Everything is accelerating.
The key to competition in 2026 will not be about who has the largest model, but rather whose intelligent agent system is more engineered, encapsulating the model layer and the execution layer into skills that can be deployed, invoked, and even embedded into various business systems.
Rapid ecosystem growth.
Zhu Xiaohu of GSR Ventures said that what impressed him about OpenClaw was not the product’s inherent strength, but the rapid growth of its ecosystem. “Look at this past month, hundreds of thousands of new skills have been added worldwide.” This reminded him of the rise of the personal internet. He believes that the opportunity for entrepreneurs now is to “first ride the wave of popularity, and then see if they can build their own ecosystem.”
Claude Code is pushing the boundaries of automation in white-collar jobs, while capable AI agents are beginning to be truly usable and tangible. However, coding tools themselves represent a high-value market, while the future of personal intelligent agents remains uncertain.
The value of an agent ultimately depends on the value of the market it serves. Many scenarios that seem like “finding a nail with a hammer” today, especially applications for ordinary users, are insufficient to support a stable business model. Users consume a limited number of tokens, and manual completion is still required after tasks are finished, resulting in low value density.
Real products will emerge.
Given the learning curve for deployment and use, personal intelligent agents are unlikely to become a truly large-scale consumer market in the short term. This doesn’t mean it won’t give rise to significant products. The early market in the PC era was assembling computers; the early market in the mobile internet era was downloading mobile value-added services. Today’s OpenClaw ecosystem may just be a lively starting point; real products will emerge from this excitement.
The key to deploying intelligent agents is permission.
Privacy, system access permissions, and security responsibility are its fundamental challenges. The explosive popularity of OpenClaw makes this clearer: once AI gains system-level permissions, the boundary of a general intelligent agent is no longer cognitive ability, but the boundary of responsibility.
It is the system and organization that is being tested, not the model itself. Almost all high-value services ultimately need to be embedded within systems and organizational structures, constantly responding to issues of responsibility, compliance, and governance. This is why software companies like Palantir, willing to delve into the inner workings of systems and build complex systems for governments and large organizations, are highly sought after in the AI era.
This is where many Chinese entrepreneurs see their advantage.

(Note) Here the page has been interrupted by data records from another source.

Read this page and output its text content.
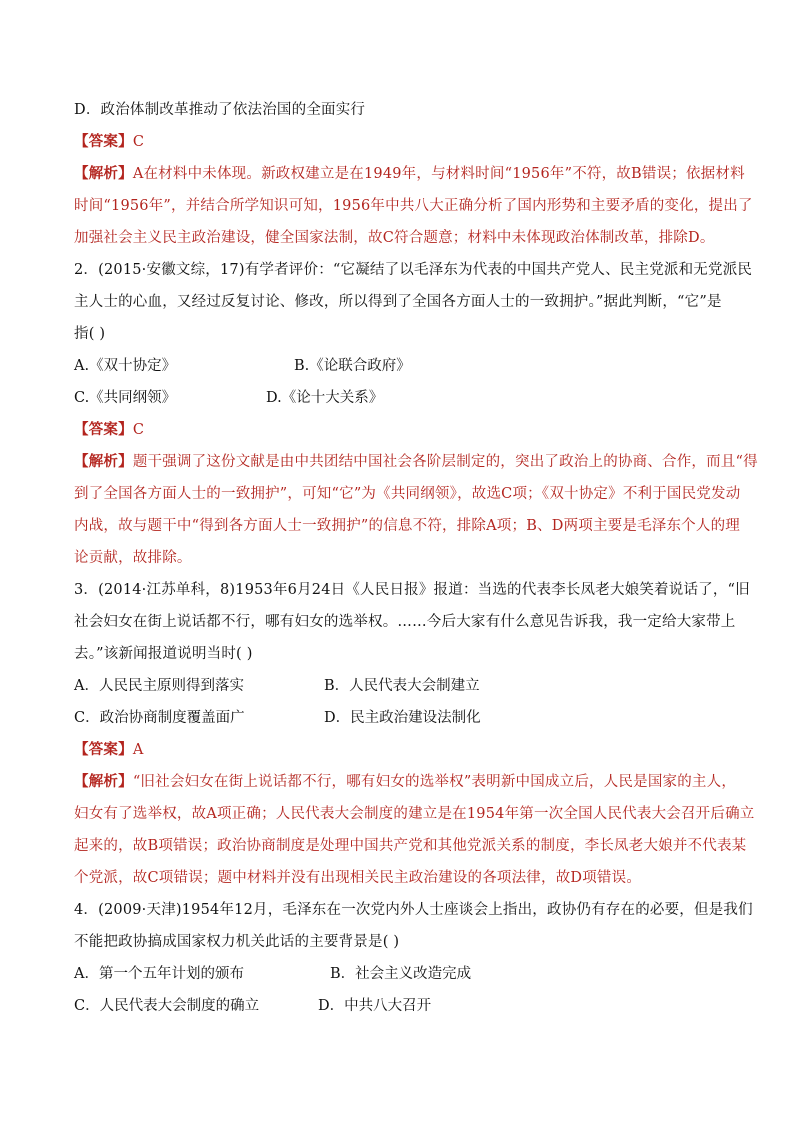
D．政治体制改革推动了依法治国的全面实行
【答案】C
【解析】A在材料中未体现。新政权建立是在1949年，与材料时间“1956年”不符，故B错误；依据材料
时间“1956年”，并结合所学知识可知，1956年中共八大正确分析了国内形势和主要矛盾的变化，提出了
加强社会主义民主政治建设，健全国家法制，故C符合题意；材料中未体现政治体制改革，排除D。
2．(2015·安徽文综，17)有学者评价：“它凝结了以毛泽东为代表的中国共产党人、民主党派和无党派民
主人士的心血，又经过反复讨论、修改，所以得到了全国各方面人士的一致拥护。”据此判断，“它”是
指( )
A.《双十协定》	B.《论联合政府》
C.《共同纲领》	D.《论十大关系》
【答案】C
【解析】题干强调了这份文献是由中共团结中国社会各阶层制定的，突出了政治上的协商、合作，而且“得
到了全国各方面人士的一致拥护”，可知“它”为《共同纲领》，故选C项；《双十协定》不利于国民党发动
内战，故与题干中“得到各方面人士一致拥护”的信息不符，排除A项；B、D两项主要是毛泽东个人的理
论贡献，故排除。
3．(2014·江苏单科，8)1953年6月24日《人民日报》报道：当选的代表李长凤老大娘笑着说话了，“旧
社会妇女在街上说话都不行，哪有妇女的选举权。……今后大家有什么意见告诉我，我一定给大家带上
去。”该新闻报道说明当时( )
A．人民民主原则得到落实	B．人民代表大会制建立
C．政治协商制度覆盖面广	D．民主政治建设法制化
【答案】A
【解析】“旧社会妇女在街上说话都不行，哪有妇女的选举权”表明新中国成立后，人民是国家的主人，
妇女有了选举权，故A项正确；人民代表大会制度的建立是在1954年第一次全国人民代表大会召开后确立
起来的，故B项错误；政治协商制度是处理中国共产党和其他党派关系的制度，李长凤老大娘并不代表某
个党派，故C项错误；题中材料并没有出现相关民主政治建设的各项法律，故D项错误。
4．(2009·天津)1954年12月，毛泽东在一次党内外人士座谈会上指出，政协仍有存在的必要，但是我们
不能把政协搞成国家权力机关此话的主要背景是( )
A．第一个五年计划的颁布	B．社会主义改造完成
C．人民代表大会制度的确立	D．中共八大召开
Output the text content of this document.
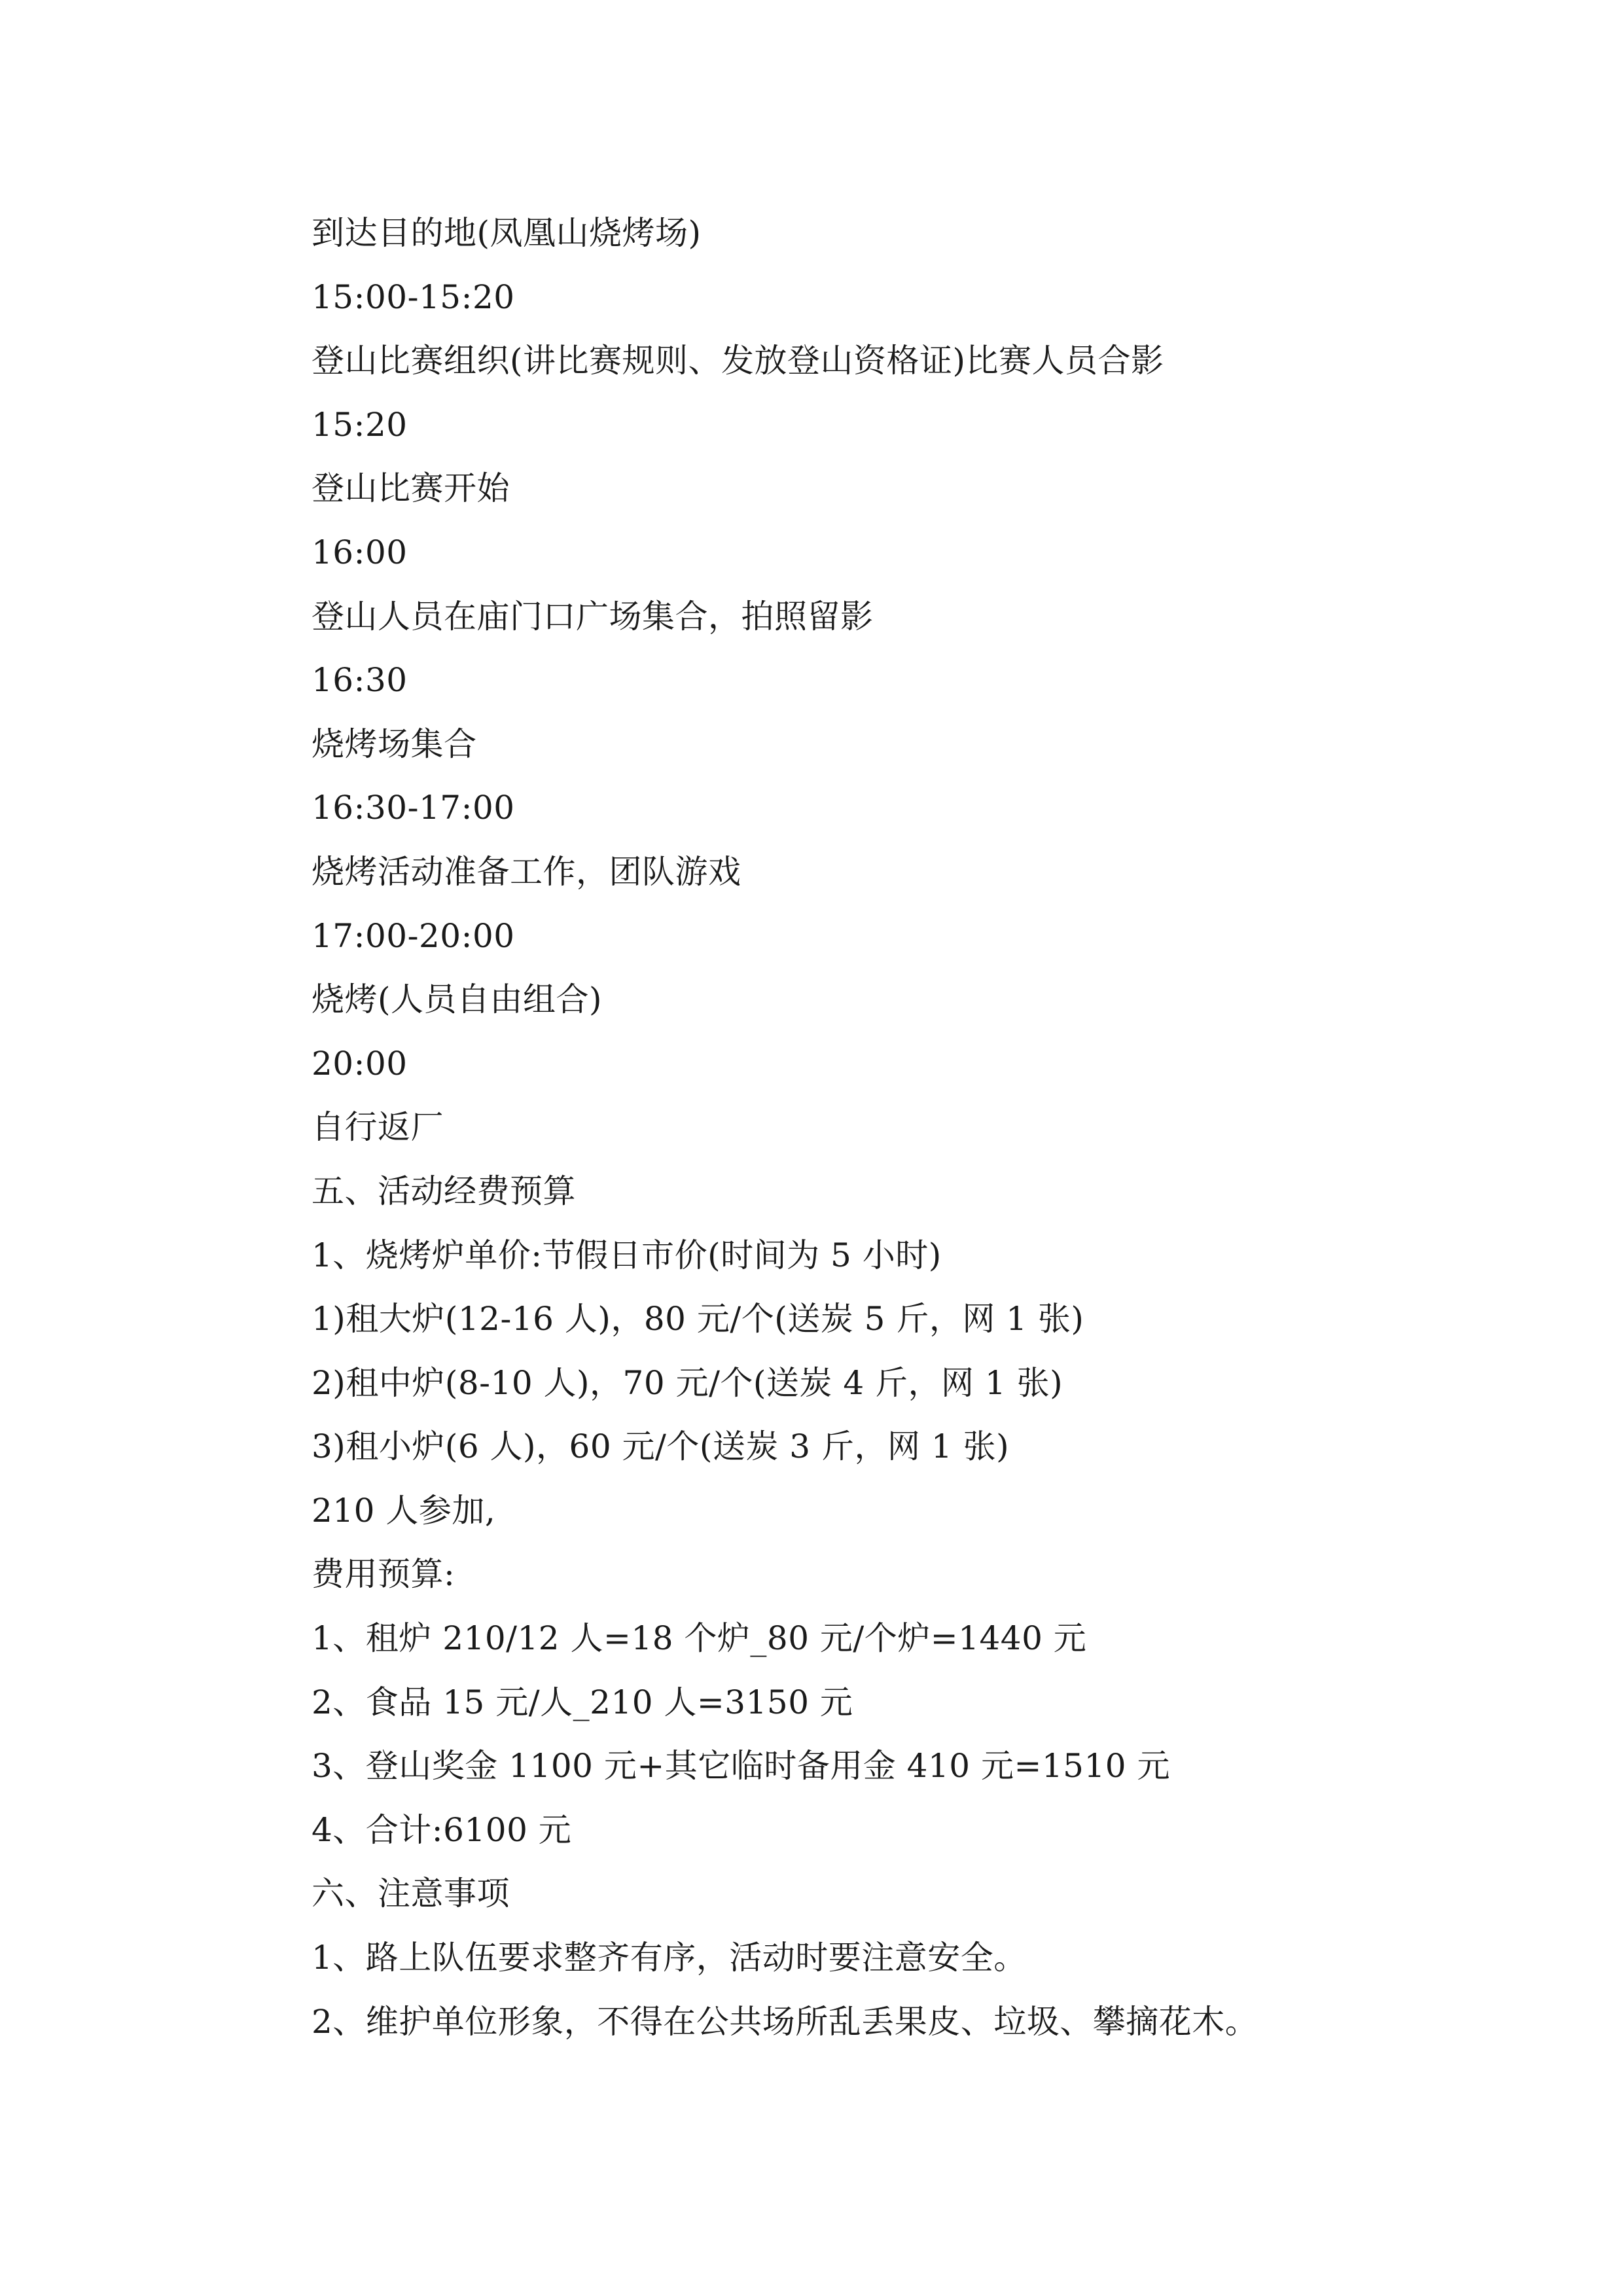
到达目的地(凤凰山烧烤场)
15:00-15:20
登山比赛组织(讲比赛规则、发放登山资格证)比赛人员合影
15:20
登山比赛开始
16:00
登山人员在庙门口广场集合，拍照留影
16:30
烧烤场集合
16:30-17:00
烧烤活动准备工作，团队游戏
17:00-20:00
烧烤(人员自由组合)
20:00
自行返厂
五、活动经费预算
1、烧烤炉单价:节假日市价(时间为 5 小时)
1)租大炉(12-16 人)，80 元/个(送炭 5 斤，网 1 张)
2)租中炉(8-10 人)，70 元/个(送炭 4 斤，网 1 张)
3)租小炉(6 人)，60 元/个(送炭 3 斤，网 1 张)
210 人参加,
费用预算:
1、租炉 210/12 人=18 个炉_80 元/个炉=1440 元
2、食品 15 元/人_210 人=3150 元
3、登山奖金 1100 元+其它临时备用金 410 元=1510 元
4、合计:6100 元
六、注意事项
1、路上队伍要求整齐有序，活动时要注意安全。
2、维护单位形象，不得在公共场所乱丢果皮、垃圾、攀摘花木。
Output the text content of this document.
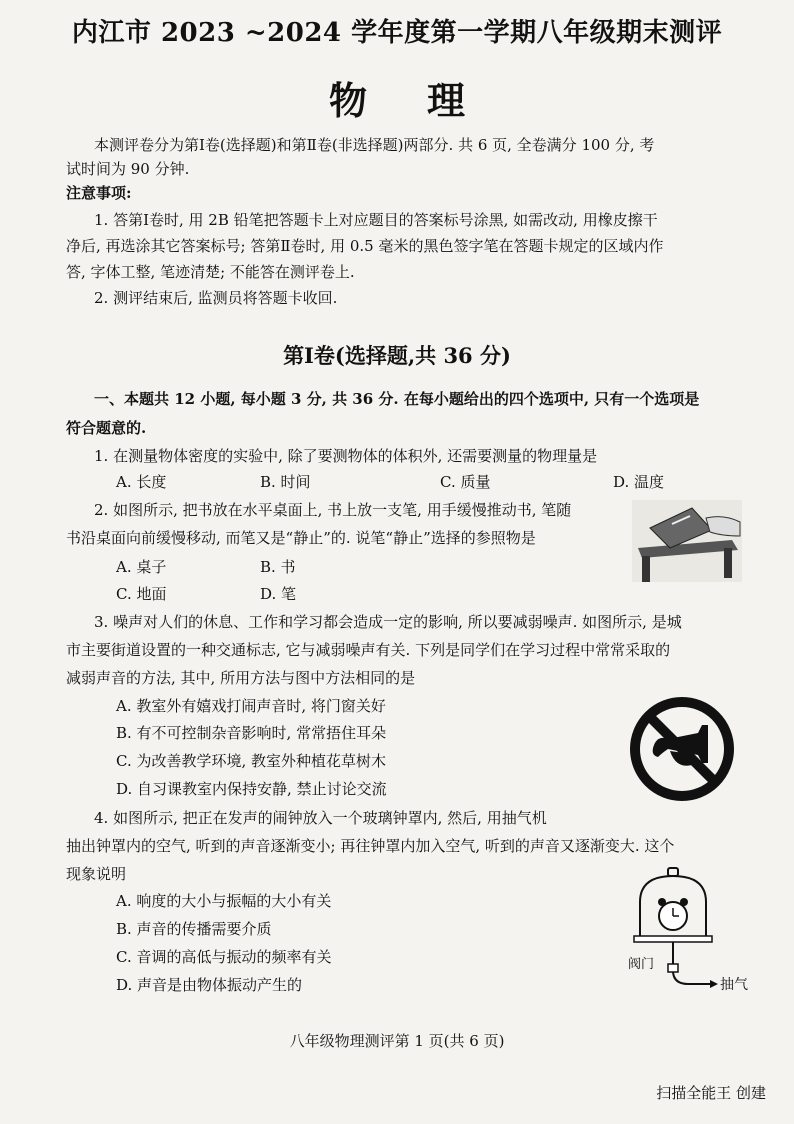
内江市 2023 ~2024 学年度第一学期八年级期末测评
物理
本测评卷分为第Ⅰ卷(选择题)和第Ⅱ卷(非选择题)两部分. 共 6 页, 全卷满分 100 分, 考
试时间为 90 分钟.
注意事项:
1. 答第Ⅰ卷时, 用 2B 铅笔把答题卡上对应题目的答案标号涂黑, 如需改动, 用橡皮擦干
净后, 再选涂其它答案标号; 答第Ⅱ卷时, 用 0.5 毫米的黑色签字笔在答题卡规定的区域内作
答, 字体工整, 笔迹清楚; 不能答在测评卷上.
2. 测评结束后, 监测员将答题卡收回.
第Ⅰ卷(选择题,共 36 分)
一、本题共 12 小题, 每小题 3 分, 共 36 分. 在每小题给出的四个选项中, 只有一个选项是
符合题意的.
1. 在测量物体密度的实验中, 除了要测物体的体积外, 还需要测量的物理量是
A. 长度	B. 时间	C. 质量	D. 温度
2. 如图所示, 把书放在水平桌面上, 书上放一支笔, 用手缓慢推动书, 笔随
书沿桌面向前缓慢移动, 而笔又是“静止”的. 说笔“静止”选择的参照物是
A. 桌子	B. 书
C. 地面	D. 笔
3. 噪声对人们的休息、工作和学习都会造成一定的影响, 所以要减弱噪声. 如图所示, 是城
市主要街道设置的一种交通标志, 它与减弱噪声有关. 下列是同学们在学习过程中常常采取的
减弱声音的方法, 其中, 所用方法与图中方法相同的是
A. 教室外有嬉戏打闹声音时, 将门窗关好
B. 有不可控制杂音影响时, 常常捂住耳朵
C. 为改善教学环境, 教室外种植花草树木
D. 自习课教室内保持安静, 禁止讨论交流
4. 如图所示, 把正在发声的闹钟放入一个玻璃钟罩内, 然后, 用抽气机
抽出钟罩内的空气, 听到的声音逐渐变小; 再往钟罩内加入空气, 听到的声音又逐渐变大. 这个
现象说明
A. 响度的大小与振幅的大小有关
B. 声音的传播需要介质
C. 音调的高低与振动的频率有关
D. 声音是由物体振动产生的
阀门
抽气
八年级物理测评第 1 页(共 6 页)
扫描全能王 创建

While Silicon Valley prioritizes general-purpose products and standardized platforms, Chinese startups are accustomed to embedding themselves inside complex organizational systems: handling the messy, unscalable work of integration. In the age of open source, this makes all the difference.
Faced with OpenClaw, a US-born innovation, Chinese players have moved quickly to absorb, adapt, and commercialize it. Across every layer of the AI stack, the approach is more aggressive, more pragmatic, and ultimately more extractive. Not just using open source, but squeezing value out of it.